Web制作に関していうと、もし「この仕様はイメージと違う」という風になれば、それはもう作り直しになります。
そういったこと(Webシステムやサイトの仕様や仕組み)を「伝える」というのはやはり難しくて。お客様に対して、Webシステムの細かいところを説明するためには、「かみ砕く」必要があるわけですね。それは大変といえば大変なのですが、当たり前のことですからね。
(お客様からの)ご要望をどのくらい具体的にWeb上で実現できるか、というところを日々考えています。
今の仕事に就いた経緯・キッカケ
お菓子屋を経て「板前」になる
高校を卒業してからは「お菓子屋さん」を目指していて、岩手県で有名な「胡麻すり団子」を製造している会社で働いていました。手作りと機械でのライン生産と両方を経験しました。
その後、その会社を退社してからは4年間ほど厨房で働いていました。「自分の幅を広げたい」と思うようになって、「板前」になったんですよ(笑) それからはずっと和食を作るシゴトをしていましたね。
ちょうどそのころ、「東日本大震災」があったんです。
震災後、「やりたいこと」を見出しプログラミングを学ぶ
地震が来る前から、「自分のやりたいこと」というのは”漠然”としてカタチで持っていたんですが、地震という大きな災害がキッカケになって、改めて「自分は何をやりたいのか?」を色々と考えるようになったんですよ。

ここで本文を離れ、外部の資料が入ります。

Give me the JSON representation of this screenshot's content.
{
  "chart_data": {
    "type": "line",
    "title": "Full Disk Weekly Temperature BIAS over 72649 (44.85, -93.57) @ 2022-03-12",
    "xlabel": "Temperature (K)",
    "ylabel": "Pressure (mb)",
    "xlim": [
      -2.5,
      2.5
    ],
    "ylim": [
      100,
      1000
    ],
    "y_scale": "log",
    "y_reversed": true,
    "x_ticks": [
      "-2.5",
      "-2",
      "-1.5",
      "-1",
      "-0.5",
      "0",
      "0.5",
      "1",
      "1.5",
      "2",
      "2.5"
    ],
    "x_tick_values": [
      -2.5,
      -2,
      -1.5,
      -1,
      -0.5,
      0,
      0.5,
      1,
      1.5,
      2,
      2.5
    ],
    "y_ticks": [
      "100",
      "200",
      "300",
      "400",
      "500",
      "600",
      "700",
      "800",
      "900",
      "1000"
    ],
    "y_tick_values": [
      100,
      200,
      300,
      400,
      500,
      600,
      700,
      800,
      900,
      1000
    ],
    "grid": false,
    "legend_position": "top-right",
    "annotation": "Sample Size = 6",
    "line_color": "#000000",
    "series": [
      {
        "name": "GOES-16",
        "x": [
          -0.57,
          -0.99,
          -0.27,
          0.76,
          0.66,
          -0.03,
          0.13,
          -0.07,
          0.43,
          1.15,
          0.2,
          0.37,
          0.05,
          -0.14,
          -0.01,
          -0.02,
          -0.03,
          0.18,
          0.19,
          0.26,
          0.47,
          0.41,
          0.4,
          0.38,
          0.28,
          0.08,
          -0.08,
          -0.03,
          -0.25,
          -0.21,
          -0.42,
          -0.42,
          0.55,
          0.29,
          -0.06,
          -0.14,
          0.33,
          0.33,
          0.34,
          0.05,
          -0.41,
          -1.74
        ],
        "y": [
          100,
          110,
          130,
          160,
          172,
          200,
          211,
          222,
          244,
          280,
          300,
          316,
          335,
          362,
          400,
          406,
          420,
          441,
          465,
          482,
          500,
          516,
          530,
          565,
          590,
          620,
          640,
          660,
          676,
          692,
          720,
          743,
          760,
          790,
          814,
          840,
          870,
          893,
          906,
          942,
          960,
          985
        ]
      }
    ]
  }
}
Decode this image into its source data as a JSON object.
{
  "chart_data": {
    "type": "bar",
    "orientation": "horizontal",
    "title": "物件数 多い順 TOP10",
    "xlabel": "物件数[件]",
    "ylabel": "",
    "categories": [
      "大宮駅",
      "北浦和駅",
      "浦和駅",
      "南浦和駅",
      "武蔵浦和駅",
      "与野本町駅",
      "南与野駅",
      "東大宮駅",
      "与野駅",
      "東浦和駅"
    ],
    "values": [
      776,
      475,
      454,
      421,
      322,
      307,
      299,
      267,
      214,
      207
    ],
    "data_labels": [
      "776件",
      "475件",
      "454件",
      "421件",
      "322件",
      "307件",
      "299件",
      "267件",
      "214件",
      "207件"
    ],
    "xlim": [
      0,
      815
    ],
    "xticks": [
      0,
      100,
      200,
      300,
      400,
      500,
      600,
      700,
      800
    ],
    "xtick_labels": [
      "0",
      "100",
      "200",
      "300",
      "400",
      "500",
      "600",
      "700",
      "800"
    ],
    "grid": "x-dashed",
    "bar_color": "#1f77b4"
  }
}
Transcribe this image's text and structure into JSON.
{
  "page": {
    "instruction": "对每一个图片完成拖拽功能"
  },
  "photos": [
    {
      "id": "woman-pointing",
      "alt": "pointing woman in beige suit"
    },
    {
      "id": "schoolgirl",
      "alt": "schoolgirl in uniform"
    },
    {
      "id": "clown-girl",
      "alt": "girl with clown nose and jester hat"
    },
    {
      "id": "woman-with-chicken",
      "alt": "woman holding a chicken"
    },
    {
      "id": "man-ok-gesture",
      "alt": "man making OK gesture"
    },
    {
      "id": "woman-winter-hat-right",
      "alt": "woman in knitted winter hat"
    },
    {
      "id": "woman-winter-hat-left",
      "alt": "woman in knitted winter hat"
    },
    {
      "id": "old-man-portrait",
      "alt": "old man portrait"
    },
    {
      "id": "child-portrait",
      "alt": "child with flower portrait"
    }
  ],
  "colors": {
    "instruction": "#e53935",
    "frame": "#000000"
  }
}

「何かやりたい」と考えていた震災の年に、起業家育成の研修プログラムがありまして、それに参加させてもらって。
—板前としてシゴトをしつつそのプログラムに参加していたのですか?
ええ、独立してからの1年は板前のバイトをやりつつ、プログラミングの勉強をして。独立当初はお世話になった講師の方々からシゴトをいただきながら…という感じでした。
2年間はフリーランスとしてシゴトをしていたんですよ、主にWeb開発と制作を請け負っていました。2012年4月に独立して、2014年に法人化した、という経緯になります。
「やりたいこと」の方向性と現在
—「漠然と(何かを)やりたいという思いがあった」ということでしたが、それはIT分野でシゴトをしたい!ということだったのでしょうか?
僕がやっているようなWeb開発のようなシゴトは、基本的にPC一台あればできますよね。「PCとネット環境があれば、シゴトができる。」それが自分の中で魅力を感じて、webを使って、様々な食の情報を発信したいと考え、始めました。
板前にしても、Webのシゴトにしても「学校で専門的な勉強をしないとなれない」みたいなイメージがありますけど、本当は全然そんなことないんですよ。「やりたい」という気持ちがあればいいんです。
—では「食」に関する(シゴトの)方向というのも考えているのですか?
そうですね、やはりやりたいことは食関連で、現在僕は「全日本薬膳食医情報協会」というところで理事をさせて頂いていて。「薬膳」というのは、病気の予防や回復を目的として作られる食事のことを指すんですが、そういったものを広める活動もしています。